It’s almost a week ago when my guinea pig has gone. She was 2 months old when I met her for the first time.
I bought 2 guinea pig 3 years ago and named them Mumu and Coco.
It is an accidental that I don’t buy female and male (couple) guinea pigs because the seller was tricking me.
Its okay because the real purpose of me is taking good care of them. I always want to have a pet, especially a dog, but my mom isn’t cool with dog.
Mumu is the white hamster in the picture, she is a little shy one and didn’t like other people touched her. different with coco which is very friendly and more active. Mumu became a little shy after survived from cat attack. lucky, she surrounded by the cage so the cat cannot took her away. Day after day, month after month, and years after years, three of us have spend the time together. Death issue and disease sometimes happened. I can’t tell you how worried I am when they are unwell, even they are just a guinea pig.
Mumu left me about 1 year ago. She already 2.5 years old and definitely old period age of hamster lifetime.
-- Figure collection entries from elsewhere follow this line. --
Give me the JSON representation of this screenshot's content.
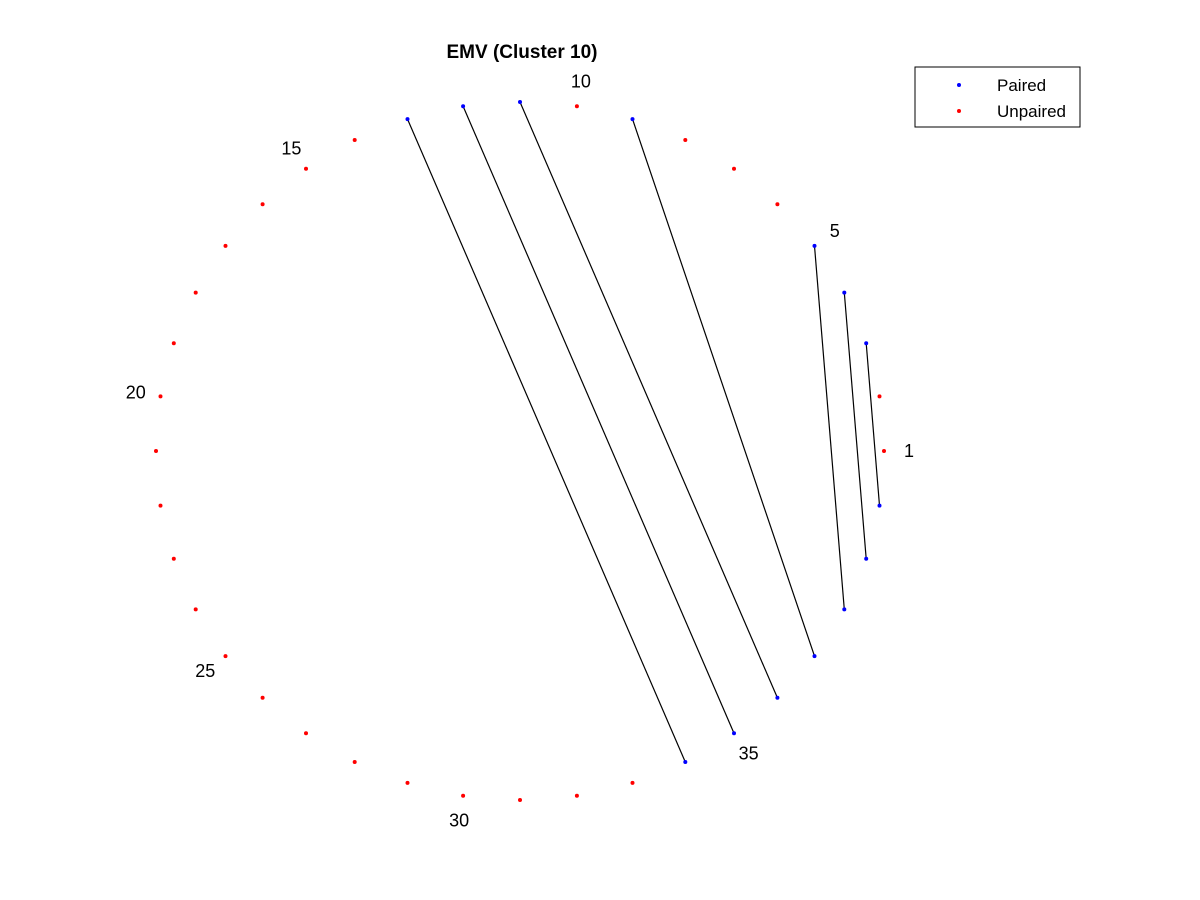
{
  "title": "EMV (Cluster 10)",
  "legend": {
    "paired_label": "Paired",
    "unpaired_label": "Unpaired",
    "placement": "top-right"
  },
  "colors": {
    "paired": "#0000ff",
    "unpaired": "#ff0000",
    "pair_line": "#000000"
  },
  "chart_data": {
    "type": "arc-diagram",
    "total_positions": 40,
    "position_labels": [
      {
        "position": 1,
        "text": "1"
      },
      {
        "position": 5,
        "text": "5"
      },
      {
        "position": 10,
        "text": "10"
      },
      {
        "position": 15,
        "text": "15"
      },
      {
        "position": 20,
        "text": "20"
      },
      {
        "position": 25,
        "text": "25"
      },
      {
        "position": 30,
        "text": "30"
      },
      {
        "position": 35,
        "text": "35"
      }
    ],
    "pairs": [
      [
        3,
        40
      ],
      [
        4,
        39
      ],
      [
        5,
        38
      ],
      [
        9,
        37
      ],
      [
        11,
        36
      ],
      [
        12,
        35
      ],
      [
        13,
        34
      ]
    ]
  }
}
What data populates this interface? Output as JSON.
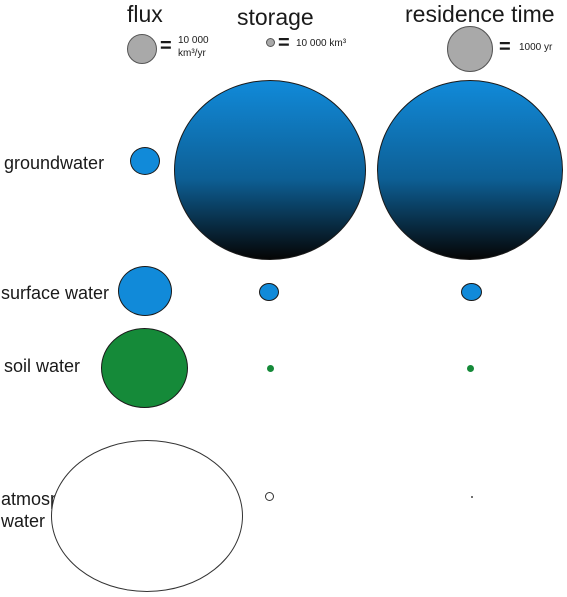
{
  "headers": {
    "flux": "flux",
    "storage": "storage",
    "residence": "residence time"
  },
  "legend": {
    "flux_value": "10 000",
    "flux_unit": "km³/yr",
    "storage_value": "10 000 km³",
    "residence_value": "1000 yr",
    "equals": "="
  },
  "rows": {
    "groundwater": "groundwater",
    "surface_water": "surface water",
    "soil_water": "soil water",
    "atmospheric_line1": "atmospheric",
    "atmospheric_line2": "water"
  },
  "colors": {
    "reference": "#a9a9a9",
    "groundwater": "#118ad9",
    "surface_water": "#118ad9",
    "soil_water": "#158a39",
    "atmospheric_water": "#ffffff"
  }
}
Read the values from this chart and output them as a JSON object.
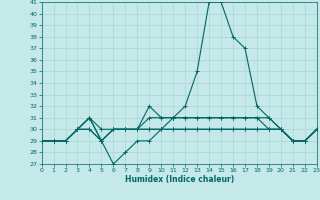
{
  "xlabel": "Humidex (Indice chaleur)",
  "ylabel": "",
  "background_color": "#c5e8e8",
  "grid_color": "#aad4d4",
  "line_color": "#006666",
  "ylim": [
    27,
    41
  ],
  "xlim": [
    0,
    23
  ],
  "yticks": [
    27,
    28,
    29,
    30,
    31,
    32,
    33,
    34,
    35,
    36,
    37,
    38,
    39,
    40,
    41
  ],
  "xticks": [
    0,
    1,
    2,
    3,
    4,
    5,
    6,
    7,
    8,
    9,
    10,
    11,
    12,
    13,
    14,
    15,
    16,
    17,
    18,
    19,
    20,
    21,
    22,
    23
  ],
  "curves": [
    [
      29,
      29,
      29,
      30,
      30,
      29,
      27,
      28,
      29,
      29,
      30,
      31,
      32,
      35,
      41,
      41,
      38,
      37,
      32,
      31,
      30,
      29,
      29,
      30
    ],
    [
      29,
      29,
      29,
      30,
      31,
      30,
      30,
      30,
      30,
      32,
      31,
      31,
      31,
      31,
      31,
      31,
      31,
      31,
      31,
      30,
      30,
      29,
      29,
      30
    ],
    [
      29,
      29,
      29,
      30,
      31,
      29,
      30,
      30,
      30,
      30,
      30,
      30,
      30,
      30,
      30,
      30,
      30,
      30,
      30,
      30,
      30,
      29,
      29,
      30
    ],
    [
      29,
      29,
      29,
      30,
      30,
      29,
      30,
      30,
      30,
      30,
      30,
      30,
      30,
      30,
      30,
      30,
      30,
      30,
      30,
      30,
      30,
      29,
      29,
      30
    ],
    [
      29,
      29,
      29,
      30,
      31,
      29,
      30,
      30,
      30,
      31,
      31,
      31,
      31,
      31,
      31,
      31,
      31,
      31,
      31,
      31,
      30,
      29,
      29,
      30
    ]
  ]
}
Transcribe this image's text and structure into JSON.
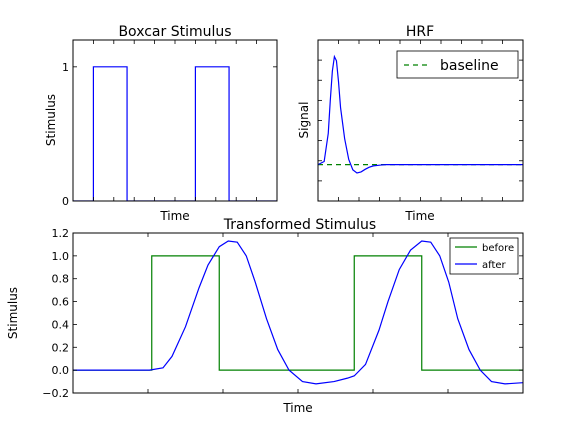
{
  "colors": {
    "green": "#008000",
    "blue": "#0000ff",
    "axis": "#000000"
  },
  "chart_data": [
    {
      "type": "line",
      "title": "Boxcar Stimulus",
      "xlabel": "Time",
      "ylabel": "Stimulus",
      "xlim": [
        0,
        10
      ],
      "ylim": [
        0,
        1.2
      ],
      "yticks": [
        0,
        1
      ],
      "ytick_labels": [
        "0",
        "1"
      ],
      "series": [
        {
          "color": "#0000ff",
          "x": [
            0,
            1,
            1,
            2.65,
            2.65,
            6,
            6,
            7.65,
            7.65,
            10
          ],
          "y": [
            0,
            0,
            1,
            1,
            0,
            0,
            1,
            1,
            0,
            0
          ]
        }
      ]
    },
    {
      "type": "line",
      "title": "HRF",
      "xlabel": "Time",
      "ylabel": "Signal",
      "xlim": [
        0,
        10
      ],
      "ylim": [
        -0.35,
        1.2
      ],
      "legend": {
        "position": "top-right",
        "entries": [
          "baseline"
        ]
      },
      "series": [
        {
          "name": "baseline",
          "color": "#008000",
          "style": "dashed",
          "x": [
            0,
            10
          ],
          "y": [
            0,
            0
          ]
        },
        {
          "color": "#0000ff",
          "x": [
            0,
            0.3,
            0.5,
            0.6,
            0.7,
            0.8,
            0.9,
            1.0,
            1.1,
            1.3,
            1.5,
            1.7,
            1.9,
            2.1,
            2.3,
            2.5,
            2.7,
            3.0,
            3.3,
            3.6,
            4.0,
            4.5,
            5.0,
            6.0,
            10
          ],
          "y": [
            0,
            0.03,
            0.3,
            0.62,
            0.9,
            1.04,
            1.0,
            0.8,
            0.55,
            0.25,
            0.05,
            -0.05,
            -0.08,
            -0.07,
            -0.045,
            -0.025,
            -0.012,
            -0.005,
            0.0,
            0.0,
            0.0,
            0.0,
            0.0,
            0.0,
            0.0
          ]
        }
      ]
    },
    {
      "type": "line",
      "title": "Transformed Stimulus",
      "xlabel": "Time",
      "ylabel": "Stimulus",
      "xlim": [
        0,
        10
      ],
      "ylim": [
        -0.2,
        1.2
      ],
      "yticks": [
        -0.2,
        0.0,
        0.2,
        0.4,
        0.6,
        0.8,
        1.0,
        1.2
      ],
      "ytick_labels": [
        "−0.2",
        "0.0",
        "0.2",
        "0.4",
        "0.6",
        "0.8",
        "1.0",
        "1.2"
      ],
      "legend": {
        "position": "top-right",
        "entries": [
          "before",
          "after"
        ]
      },
      "series": [
        {
          "name": "before",
          "color": "#008000",
          "x": [
            0,
            1.75,
            1.75,
            3.25,
            3.25,
            6.25,
            6.25,
            7.75,
            7.75,
            10
          ],
          "y": [
            0,
            0,
            1,
            1,
            0,
            0,
            1,
            1,
            0,
            0
          ]
        },
        {
          "name": "after",
          "color": "#0000ff",
          "x": [
            0,
            1.7,
            2.0,
            2.2,
            2.5,
            2.8,
            3.0,
            3.25,
            3.45,
            3.65,
            3.85,
            4.05,
            4.3,
            4.55,
            4.8,
            5.1,
            5.4,
            5.8,
            6.1,
            6.25,
            6.5,
            6.8,
            7.0,
            7.25,
            7.5,
            7.75,
            7.95,
            8.15,
            8.35,
            8.55,
            8.8,
            9.05,
            9.3,
            9.6,
            10.0
          ],
          "y": [
            0,
            0,
            0.02,
            0.12,
            0.38,
            0.72,
            0.92,
            1.08,
            1.13,
            1.12,
            1.0,
            0.77,
            0.45,
            0.18,
            0.0,
            -0.1,
            -0.12,
            -0.1,
            -0.07,
            -0.05,
            0.05,
            0.35,
            0.6,
            0.88,
            1.05,
            1.13,
            1.12,
            1.0,
            0.77,
            0.45,
            0.18,
            0.0,
            -0.1,
            -0.12,
            -0.11
          ]
        }
      ]
    }
  ]
}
I cried a lot when she left me. Yeah.. hard to imagine it and hard to confess it but I feel a very much losing. It is very painful and hurt. Maybe there are bunch of peoples who don’t give a sh*t and say, ‘it’s just a guineaa pig, buy another’, but I told you I am not that kind of person. She was and she still my best friend at home.
After mumu died, coco was alone and still survived from old-period age, but unfortunately she got cancer 😦
the tumor is getting bigger and bigger and it was three months ago she is going wild. She bites her own cancer and made his body bloody rain :(. full night, I can sleep well and can’t do anything. she is just in pain and i just can give him food. I almost loose my faith and believe that she is going to die soon after. Hufff… but my heart is saying ‘I have to go find a doctor’….
I took him to Calico pet house and gave him injection and also cream to recover the wounds. The doctor said that his age is jus about one month left. what a shock for me. I want to cry but this time I tighten my heart and be more gentle….
this is the condition of the night she bites her own cancer:
Every night after that, I took care of her and gave her medicine. It was a positive result. She is getting better except for her left eye. She loses sight but she is getting better everyday. I am very happy with this.
It is her three weeks ago:
A week ago, after the basketball practice, I still see her running in her cage and then take a sleep in the right corner of the cage. I always look at her every time when I pass her cage. Hufff…. but the night, after I come back from my girlfriend house, I called her and she just silence. I open the cage and touch her. Her body is so cold 😦 and she didn’t make any movement. . . . . .
yeah… after all.. she died peacefully..
I lost my last pet 😦
I lost my friend again… 😦
There is nothing to say more, but they are really has taught me about responsibility and motivation in life. Even a small things like them have a big spirits to defend life. 1 month ‘vonis’ is nothing compared with coco last 3 months spirits to life.
I learned a lot from you guys, thank you for filled my life. I hope you guys running in heaven fields right now with your precious friends. Hope from your owner here we can be friends forever. Last 3 years is wonderful. 🙂 Thanks Mumu, Thanks Coco. I love you guys.
“There are as many nights as days, and the one is just as long as the other in the year’s course. Even a happy life cannot be without a measure of darkness, and the word ‘happy’ would lose its meaning if it were not balanced by sadness.” — Carl Jung
Every creature in this world is a gift.